Release Date: 21st September, 2012
Directors: James Nunn, Ronnie Thompson
Starring: Sheridan Smith, Jack O’Connell, Ralph Brown
Tower Block is an extremely economical British thriller which sees the occupants of Serenity House set aside their differences and band together when they find themselves under threat by a deadly sniper. It features a few recognisable character actors and familiar faces from television, but this is far from the big budget release you may be accustomed to after a summer chock-full of blockbusters, A-listers and CGI.
The film opens cold with a youth running, terrified by two assailants who pursue him to Serenity House. He arrives at a landing, pleading for help outside the doors of the tenants, but his cries fall on deaf ears as they further bolt their doors, turn a blind eye and avoid the confrontation entirely. Our protagonist, Becky (Sheridan Smith), attempts to stand up for the youth as he is brutally beaten, however she is powerless against the attackers. Shaken by the events, the Sheridan House residents remain silent during police enquiry following the crime. A few months later, shots are fired through the windows of their homes and they must try and find a way out before they are picked off one by one.
Tower Block, as stated, is economical. Not just in its low-budget aesthetic (almost all of the film takes place in a corridor and a couple of rooms, even though the actors do well to try to hide it), but also in its storytelling. Expect to see a good few stereotypes in the mix — the low-life junkies, the struggling alcoholic, the trashy single mother, the ageing couple who really-should-not-be-living-somewhere-quite-like-this, the kid who is a video gamer and, of course, has a working comprehensive knowledge of military weaponry… You get the idea. Characters are as quickly built up as they are shot in the head, and I would be lying if I said I cared much for a good few members of the ensemble. Thankfully one of the more pleasant surprises was Jack O’Connell’s Kurtis — the resident hard nut/ned/chav — whose arc ends up genuinely interesting and avoids predictability. His chemistry with Smith works well, and its hard to take your eyes off of him as he navigates effortlessly between a blasé attitude, violent outbursts, selfishness, arrogance and courage.
Visually, the film is minimalistic. The palette verges on almost completely desaturated and there really isn’t too much to break up the grey, save from a few external shots of the tower block. I was slightly unsettled by just how close up some of the shots were on faces during conversation, with some scenes looking out of place on the big screen and perhaps suiting a television screen a little more comfortably, which seems appropriate as the television (or, I suppose, the computer screen) is possibly how the majority who view Tower Block will probably end up seeing it.
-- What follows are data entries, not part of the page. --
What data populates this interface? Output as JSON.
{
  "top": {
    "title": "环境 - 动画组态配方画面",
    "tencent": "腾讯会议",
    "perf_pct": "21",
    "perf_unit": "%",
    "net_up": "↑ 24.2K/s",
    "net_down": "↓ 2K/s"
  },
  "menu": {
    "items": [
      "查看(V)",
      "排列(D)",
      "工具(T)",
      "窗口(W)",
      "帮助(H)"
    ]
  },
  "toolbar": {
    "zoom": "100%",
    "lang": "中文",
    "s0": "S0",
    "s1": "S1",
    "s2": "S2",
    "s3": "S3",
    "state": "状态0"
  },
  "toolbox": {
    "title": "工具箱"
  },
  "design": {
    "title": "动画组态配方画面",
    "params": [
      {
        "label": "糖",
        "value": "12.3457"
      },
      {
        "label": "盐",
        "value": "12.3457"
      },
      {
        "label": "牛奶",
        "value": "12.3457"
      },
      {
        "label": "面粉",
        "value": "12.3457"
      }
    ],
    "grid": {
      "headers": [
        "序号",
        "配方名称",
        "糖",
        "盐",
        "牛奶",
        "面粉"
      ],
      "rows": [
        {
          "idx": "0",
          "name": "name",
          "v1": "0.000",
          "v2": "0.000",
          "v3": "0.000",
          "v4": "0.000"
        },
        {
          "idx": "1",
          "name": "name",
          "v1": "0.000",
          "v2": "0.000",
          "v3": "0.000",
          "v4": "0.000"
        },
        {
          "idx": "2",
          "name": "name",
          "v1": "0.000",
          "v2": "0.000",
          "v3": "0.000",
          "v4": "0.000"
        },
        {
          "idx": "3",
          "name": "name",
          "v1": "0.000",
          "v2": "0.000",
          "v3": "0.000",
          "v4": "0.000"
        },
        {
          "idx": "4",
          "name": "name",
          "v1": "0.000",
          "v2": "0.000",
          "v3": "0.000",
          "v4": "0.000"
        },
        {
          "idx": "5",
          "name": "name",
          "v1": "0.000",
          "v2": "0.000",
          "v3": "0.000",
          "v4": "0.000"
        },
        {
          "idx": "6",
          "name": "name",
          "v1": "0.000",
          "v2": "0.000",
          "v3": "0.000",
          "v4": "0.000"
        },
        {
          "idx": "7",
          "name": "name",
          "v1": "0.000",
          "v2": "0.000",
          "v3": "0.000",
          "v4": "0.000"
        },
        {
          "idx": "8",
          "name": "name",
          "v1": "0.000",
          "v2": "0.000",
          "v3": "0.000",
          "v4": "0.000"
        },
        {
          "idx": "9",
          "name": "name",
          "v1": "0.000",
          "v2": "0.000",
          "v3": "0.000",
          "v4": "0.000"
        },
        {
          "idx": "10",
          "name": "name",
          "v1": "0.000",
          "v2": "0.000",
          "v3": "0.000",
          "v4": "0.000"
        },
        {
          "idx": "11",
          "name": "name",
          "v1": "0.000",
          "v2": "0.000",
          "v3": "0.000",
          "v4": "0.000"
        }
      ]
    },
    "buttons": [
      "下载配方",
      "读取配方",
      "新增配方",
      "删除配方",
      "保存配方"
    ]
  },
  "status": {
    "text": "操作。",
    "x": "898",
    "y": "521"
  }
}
Words like ‘minimalistic’ and ‘economical’ almost seem like disclaimers, and to an extent, they are. While a film should be able to stand on its own regardless of budget, it’s worth going in to this film knowing that it does not have the large scope (ed: Ha! Sniper pun) that a traditional thriller may have. There are moments where I was aware of the production limitations of the film, but for the most part Tower Block maintains a great pace, throwing a good amount of jump scares, thrills, twists, suspense and even humour throughout. There are a load of MacGuffins at work throughout the screenplay to justify how a sniper can lay siege to an entire block of flats without alerting any authorities, but it’s easier to accept these and move on than it is to think about them too hard.
Tower Block is a solid film which, in many respects, punches above its weight. While it falls into the trap of looking a little bland and making use of stereotypes, the action, suspense, and thrills barely let up at all. Coupled with some interesting characters, performances and genuinely thought-provoking themes, it’s definitely one to look out for if you get the chance.